The Fermanagh MLA said “We are firmly of the view that it does not require the application of large swathes of EU law on Northern Ireland to secure advantages and mutually beneficial trading arrangements. Mutual recognition would say 5% of businesses in Northern Ireland to trade with the EU, monitored by UK authorities to ensure they have compiled with complied with EU standards”.
It became pretty clear a few weeks ago when Gavin Robinson denounced the deal he had a part in negotiating that the pressure within Unionism on the DUP to admit that they had oversold the Windsor Framework was becoming overwhelming.
Then, as now, it was hard to see what the DUP can do about it.
The DUP and other Unionists have now returned to pushing for mutual enforcement as the solution and if that rings a bell it’s because it was raised as the answer several times during the Brexit talks, only to be rejected by an uninterested European Union on every occasion.
And what are the chances of a Labour government whose members never wanted Brexit to begin with deciding to try and re-open negotiations with the European Union on Northern Ireland (for what would be the fourth time of asking!), at the behest of the Democratic Unionist Party (whom Labour MPs are likely to have a low opinion of), to renegotiate a deal the European Union is not only happy with but afforded the UK government considerable leeway in unilaterally softening to push a solution the European Union has rejected on multiple previous occasions and all while Labour seeks closer ties?
The chances are bound to be incredibly low.

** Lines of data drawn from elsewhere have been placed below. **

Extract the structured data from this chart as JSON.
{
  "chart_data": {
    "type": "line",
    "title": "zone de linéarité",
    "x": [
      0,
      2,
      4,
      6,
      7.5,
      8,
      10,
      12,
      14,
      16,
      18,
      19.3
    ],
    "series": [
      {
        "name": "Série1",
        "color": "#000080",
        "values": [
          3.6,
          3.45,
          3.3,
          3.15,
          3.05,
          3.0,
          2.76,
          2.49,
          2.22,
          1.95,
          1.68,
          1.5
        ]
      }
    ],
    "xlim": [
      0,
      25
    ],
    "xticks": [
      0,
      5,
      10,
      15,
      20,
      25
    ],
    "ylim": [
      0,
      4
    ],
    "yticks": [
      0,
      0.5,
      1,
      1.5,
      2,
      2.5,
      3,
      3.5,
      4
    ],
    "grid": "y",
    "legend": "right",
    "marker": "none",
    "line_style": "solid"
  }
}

And that is where the think tank report mentioned at the begining comes back into the conversation. Given reopening negotiations on the protocol is a non-starter, the only other feasible path for unionism was for the incoming Labour government to soften Brexit for the UK as a whole, leading to a less onerous protocol as a result (even at the cost of Brexit itself being weakened).
Yet if the report is right, then what Labour is willing to do is probably not enough to have a practical impact on the operation of the protocol. Goods will still be checked, and the Irish sea border will remain.
While everyone else moves on from Brexit, the DUP and TUV seemingly remain stuck, unable to process it or reconcile themselves to its outcome. Instead they are reheating the same old arguments that nobody in a position of power and influence is listening to and they appear doomed to nurse their sense of grievance of this issue going forwards, much as Unionists did over the Anglo-Irish Agreement of 1985.
The hope of a radical right-wing government determined to stick it to Brussels is probably the only path they have left, given their usual tactics of doing a deal, denouncing the deal, and then engaging in excruciating re-negotiations to marginally improve the deal have run out of road. Time may bear them out on that one, but it’s a long, long wait to 2029.
Still, it’s not all doom and gloom. As David writes “the Ulster Unionist Party – an early advocate of mutual enforcement – appeared to have flipped its position, backing the SDLP motion affirming “the huge opportunity” provided by the current trade arrangements.
Asked by the News Letter if this was now party policy – and if it has abandoned its opposition to the Irish Sea border – an Ulster Unionist spokesperson said its position “has not changed since 2019. It must be removed and the party has laid out their plans to remove it.”
Making the best of a bad situation with a dose or realism? A novel approach.